April 6, 2017

Capital ready for a hard market: Ursano

External capital is waiting to pour into insurance securities once a hard market arrives, according to Tony Ursano, president of reinsurance broker and ILS advisory firm TigerRisk.

Speaking at Trading Risk‘s Convergence London 2017 conference today, Ursano said: “Many ILS detractors have suggested that capital may not be available after a large loss. We believe just the opposite. We believe capital is being readied for an environment where yields may rise post-event.”

The insurance industry will be “unrecognisable” in a decade as capital floods in, he said.

Ursano raised the example of one fund already preparing itself for the next hard market.

Stone Ridge Asset Management has created a $2bn post-event fund. The capital would be deployed into the ILS market in the event of mega-catastrophes pushing up yields.

More widely, there is a “substantial mountain of capital on the sidelines, much more than most people appreciate”, Ursano continued.

He predicted that pension fund assets coming into the ILS market could increase fivefold to $364bn in the future.

The figure comes from Ursano’s assumption that for the market to be “meaningful” as an asset class for pension funds, which manage trillions worldwide, ILS must account for 1 percent of their total assets, “or else why bother”.

“ILS is tiny compared to any other asset class,” Ursano noted.

He also said that institutional asset managers, such as BlackRock and Fidelity, have little exposure to ILS, but there are signs that this is changing.

A review of the shareholder register of listed ILS fund Markel Catco shows that all of the company’s top five shareholders are big money managers, including UK-based Schroders and M&G.

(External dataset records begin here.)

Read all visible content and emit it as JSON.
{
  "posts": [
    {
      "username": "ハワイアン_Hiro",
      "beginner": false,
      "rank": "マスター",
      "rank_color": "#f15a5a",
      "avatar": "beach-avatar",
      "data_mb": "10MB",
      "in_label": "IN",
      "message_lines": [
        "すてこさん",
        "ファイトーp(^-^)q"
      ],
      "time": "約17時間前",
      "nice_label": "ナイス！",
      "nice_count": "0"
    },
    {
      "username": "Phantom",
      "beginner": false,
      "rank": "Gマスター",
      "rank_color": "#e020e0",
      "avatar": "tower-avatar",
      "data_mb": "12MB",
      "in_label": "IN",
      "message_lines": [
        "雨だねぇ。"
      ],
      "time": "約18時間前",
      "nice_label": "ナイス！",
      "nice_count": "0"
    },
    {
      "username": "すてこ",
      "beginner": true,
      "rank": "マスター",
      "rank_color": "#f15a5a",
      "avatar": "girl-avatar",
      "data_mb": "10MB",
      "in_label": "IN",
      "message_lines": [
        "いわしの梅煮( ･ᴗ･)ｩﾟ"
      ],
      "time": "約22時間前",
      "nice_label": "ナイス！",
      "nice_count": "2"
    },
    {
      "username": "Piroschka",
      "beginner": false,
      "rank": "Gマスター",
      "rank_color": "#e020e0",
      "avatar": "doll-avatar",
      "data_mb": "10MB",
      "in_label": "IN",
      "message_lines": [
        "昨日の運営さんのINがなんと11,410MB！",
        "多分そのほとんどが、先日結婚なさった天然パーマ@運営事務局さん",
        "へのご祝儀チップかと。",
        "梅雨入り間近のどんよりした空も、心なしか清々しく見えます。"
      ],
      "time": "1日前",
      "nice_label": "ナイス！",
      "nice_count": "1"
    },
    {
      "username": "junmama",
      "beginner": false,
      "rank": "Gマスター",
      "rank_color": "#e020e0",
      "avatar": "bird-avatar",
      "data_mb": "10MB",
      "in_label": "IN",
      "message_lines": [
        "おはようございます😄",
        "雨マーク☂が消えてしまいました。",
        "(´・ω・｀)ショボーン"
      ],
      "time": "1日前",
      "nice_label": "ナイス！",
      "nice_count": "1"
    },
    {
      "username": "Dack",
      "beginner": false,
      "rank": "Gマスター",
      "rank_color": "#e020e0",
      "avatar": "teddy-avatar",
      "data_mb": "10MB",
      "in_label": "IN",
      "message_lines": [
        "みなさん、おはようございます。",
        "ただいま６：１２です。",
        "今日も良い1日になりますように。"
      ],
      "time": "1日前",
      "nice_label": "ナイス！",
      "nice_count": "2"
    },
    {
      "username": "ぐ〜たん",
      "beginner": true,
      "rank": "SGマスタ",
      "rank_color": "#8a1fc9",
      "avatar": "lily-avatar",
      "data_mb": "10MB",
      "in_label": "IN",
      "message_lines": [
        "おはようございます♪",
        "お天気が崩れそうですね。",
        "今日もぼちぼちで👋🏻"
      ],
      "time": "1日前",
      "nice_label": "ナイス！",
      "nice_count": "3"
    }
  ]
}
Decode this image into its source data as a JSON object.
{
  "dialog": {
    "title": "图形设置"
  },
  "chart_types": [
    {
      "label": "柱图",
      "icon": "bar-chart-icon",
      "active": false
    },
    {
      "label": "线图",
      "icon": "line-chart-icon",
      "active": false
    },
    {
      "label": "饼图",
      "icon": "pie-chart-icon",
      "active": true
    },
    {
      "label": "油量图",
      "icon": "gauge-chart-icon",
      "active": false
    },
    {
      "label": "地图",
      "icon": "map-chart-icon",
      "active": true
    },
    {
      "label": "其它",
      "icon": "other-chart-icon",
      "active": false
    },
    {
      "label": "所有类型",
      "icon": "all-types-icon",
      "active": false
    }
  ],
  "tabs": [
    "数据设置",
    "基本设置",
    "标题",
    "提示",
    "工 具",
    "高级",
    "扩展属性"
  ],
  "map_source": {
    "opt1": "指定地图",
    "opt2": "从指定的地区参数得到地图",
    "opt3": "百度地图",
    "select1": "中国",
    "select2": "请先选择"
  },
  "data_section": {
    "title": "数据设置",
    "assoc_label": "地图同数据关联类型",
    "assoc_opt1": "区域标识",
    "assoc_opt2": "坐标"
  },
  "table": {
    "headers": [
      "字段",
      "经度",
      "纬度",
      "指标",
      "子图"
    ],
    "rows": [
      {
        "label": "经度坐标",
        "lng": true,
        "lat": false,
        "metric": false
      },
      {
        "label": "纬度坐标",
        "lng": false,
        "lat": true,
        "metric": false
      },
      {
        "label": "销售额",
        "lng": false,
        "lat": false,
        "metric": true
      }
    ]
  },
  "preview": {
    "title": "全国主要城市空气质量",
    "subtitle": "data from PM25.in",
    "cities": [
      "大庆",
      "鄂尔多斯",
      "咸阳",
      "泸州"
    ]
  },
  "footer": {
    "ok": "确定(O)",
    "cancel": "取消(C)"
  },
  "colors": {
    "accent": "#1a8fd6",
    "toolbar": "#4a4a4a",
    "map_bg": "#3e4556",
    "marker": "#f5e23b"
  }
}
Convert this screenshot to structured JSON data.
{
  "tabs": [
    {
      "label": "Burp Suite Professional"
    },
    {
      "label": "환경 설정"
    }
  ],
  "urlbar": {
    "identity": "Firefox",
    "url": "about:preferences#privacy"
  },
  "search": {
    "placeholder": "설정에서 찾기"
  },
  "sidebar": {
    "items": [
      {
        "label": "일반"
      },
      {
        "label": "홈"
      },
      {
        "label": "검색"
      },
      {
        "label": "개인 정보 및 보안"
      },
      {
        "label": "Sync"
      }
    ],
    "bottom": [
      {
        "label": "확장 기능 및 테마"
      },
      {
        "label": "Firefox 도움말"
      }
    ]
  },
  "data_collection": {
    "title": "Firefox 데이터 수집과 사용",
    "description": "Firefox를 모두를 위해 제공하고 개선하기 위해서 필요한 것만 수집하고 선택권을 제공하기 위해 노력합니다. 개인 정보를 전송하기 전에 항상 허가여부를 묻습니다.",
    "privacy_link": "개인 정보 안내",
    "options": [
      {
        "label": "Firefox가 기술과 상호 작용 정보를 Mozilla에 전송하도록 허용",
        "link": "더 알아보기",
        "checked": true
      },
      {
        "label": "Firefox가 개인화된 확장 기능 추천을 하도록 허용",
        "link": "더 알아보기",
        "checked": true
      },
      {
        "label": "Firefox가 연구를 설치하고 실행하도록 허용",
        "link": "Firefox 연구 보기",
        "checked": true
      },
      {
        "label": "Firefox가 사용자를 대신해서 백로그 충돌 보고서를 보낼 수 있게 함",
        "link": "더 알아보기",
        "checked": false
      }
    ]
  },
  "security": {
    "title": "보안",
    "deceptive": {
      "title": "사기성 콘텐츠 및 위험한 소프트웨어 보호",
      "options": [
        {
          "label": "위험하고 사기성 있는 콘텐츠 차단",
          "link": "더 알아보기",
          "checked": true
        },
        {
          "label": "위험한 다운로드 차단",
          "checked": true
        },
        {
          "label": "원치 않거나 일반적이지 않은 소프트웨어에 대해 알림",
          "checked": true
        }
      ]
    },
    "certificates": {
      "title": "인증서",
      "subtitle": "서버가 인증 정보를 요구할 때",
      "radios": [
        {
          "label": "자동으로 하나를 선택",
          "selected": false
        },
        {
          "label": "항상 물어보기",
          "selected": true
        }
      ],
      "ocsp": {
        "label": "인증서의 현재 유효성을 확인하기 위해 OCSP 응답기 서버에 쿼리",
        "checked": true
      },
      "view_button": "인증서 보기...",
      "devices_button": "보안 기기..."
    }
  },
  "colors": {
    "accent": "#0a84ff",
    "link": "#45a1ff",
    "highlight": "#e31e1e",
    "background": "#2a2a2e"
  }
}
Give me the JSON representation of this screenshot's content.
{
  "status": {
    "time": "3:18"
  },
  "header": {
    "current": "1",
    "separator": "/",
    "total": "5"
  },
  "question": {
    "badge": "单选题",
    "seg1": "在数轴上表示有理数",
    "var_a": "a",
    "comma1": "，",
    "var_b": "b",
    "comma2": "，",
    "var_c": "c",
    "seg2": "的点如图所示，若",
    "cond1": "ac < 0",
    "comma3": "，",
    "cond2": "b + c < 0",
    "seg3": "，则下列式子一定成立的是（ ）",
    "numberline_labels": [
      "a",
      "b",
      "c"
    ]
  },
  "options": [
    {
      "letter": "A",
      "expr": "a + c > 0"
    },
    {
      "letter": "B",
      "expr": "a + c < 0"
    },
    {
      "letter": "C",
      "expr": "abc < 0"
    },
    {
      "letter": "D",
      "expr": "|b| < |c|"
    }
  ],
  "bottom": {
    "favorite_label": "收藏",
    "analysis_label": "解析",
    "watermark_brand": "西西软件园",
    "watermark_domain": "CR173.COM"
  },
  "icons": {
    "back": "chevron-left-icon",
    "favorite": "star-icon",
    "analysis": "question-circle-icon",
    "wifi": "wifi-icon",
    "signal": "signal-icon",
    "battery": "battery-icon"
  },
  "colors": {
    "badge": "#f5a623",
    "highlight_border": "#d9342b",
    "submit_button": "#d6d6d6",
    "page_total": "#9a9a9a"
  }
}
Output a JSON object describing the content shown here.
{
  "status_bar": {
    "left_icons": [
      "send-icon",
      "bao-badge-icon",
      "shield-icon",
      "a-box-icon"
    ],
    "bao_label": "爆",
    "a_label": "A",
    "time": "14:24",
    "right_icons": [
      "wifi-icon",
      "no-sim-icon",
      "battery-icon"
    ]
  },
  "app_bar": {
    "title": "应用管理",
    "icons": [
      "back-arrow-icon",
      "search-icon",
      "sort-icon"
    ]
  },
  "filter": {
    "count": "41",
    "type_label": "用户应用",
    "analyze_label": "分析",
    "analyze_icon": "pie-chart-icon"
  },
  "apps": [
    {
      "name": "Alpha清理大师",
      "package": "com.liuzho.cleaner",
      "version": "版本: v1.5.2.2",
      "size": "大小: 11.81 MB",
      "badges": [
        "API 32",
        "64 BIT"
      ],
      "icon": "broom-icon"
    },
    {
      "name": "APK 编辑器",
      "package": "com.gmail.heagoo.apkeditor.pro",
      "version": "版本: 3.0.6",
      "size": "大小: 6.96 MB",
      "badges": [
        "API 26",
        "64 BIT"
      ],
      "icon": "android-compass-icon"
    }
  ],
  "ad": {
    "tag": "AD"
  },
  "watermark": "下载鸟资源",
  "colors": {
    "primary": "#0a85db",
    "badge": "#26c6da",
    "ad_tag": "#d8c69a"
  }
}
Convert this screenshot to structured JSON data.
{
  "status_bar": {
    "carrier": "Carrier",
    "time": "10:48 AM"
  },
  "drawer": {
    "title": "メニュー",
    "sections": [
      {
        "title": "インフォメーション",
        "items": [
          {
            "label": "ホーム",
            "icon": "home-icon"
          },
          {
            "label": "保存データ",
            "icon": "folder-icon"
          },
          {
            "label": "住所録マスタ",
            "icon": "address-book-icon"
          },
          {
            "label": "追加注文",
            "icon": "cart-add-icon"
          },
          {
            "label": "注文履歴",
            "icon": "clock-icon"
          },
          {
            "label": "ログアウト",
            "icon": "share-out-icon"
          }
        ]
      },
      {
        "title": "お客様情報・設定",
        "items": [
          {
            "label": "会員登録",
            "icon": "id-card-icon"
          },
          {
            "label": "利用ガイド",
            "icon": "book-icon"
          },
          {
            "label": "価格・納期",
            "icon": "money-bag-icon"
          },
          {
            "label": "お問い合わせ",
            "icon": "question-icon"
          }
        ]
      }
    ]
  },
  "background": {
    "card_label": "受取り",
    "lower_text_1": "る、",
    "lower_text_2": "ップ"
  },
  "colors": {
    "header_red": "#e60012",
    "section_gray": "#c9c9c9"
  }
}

More broadly, Ursano criticised the insurance industry for being slow to adjust to opportunities presented by third party capital.

“This industry has been extremely effective at resisting change, but the forces at work are so powerful today that anyone who is invested heavily in the status quo is probably just going to fail,” he said.

The executive drew a parallel with the private equity industry, where large Canadian pension funds have started buying private assets.

The same could happen in insurance, he suggested, with investors hiring underwriters to bring their expertise in-house.

Ursano was pessimistic about the fate of traditional insurance brokers, with investors able to go direct to insurers and their customers.

He predicted that investors would become more canny about going direct to customers, cutting out “middlemen like me”.

“The gravitational force of a massive amount of lower cost capital will be hard to resist. Over time risk will find its way to the most appropriate and best risk underwriters and originators,” he said.

“Intermediaries who don’t facilitate and add value to that in that process will probably become extinct.”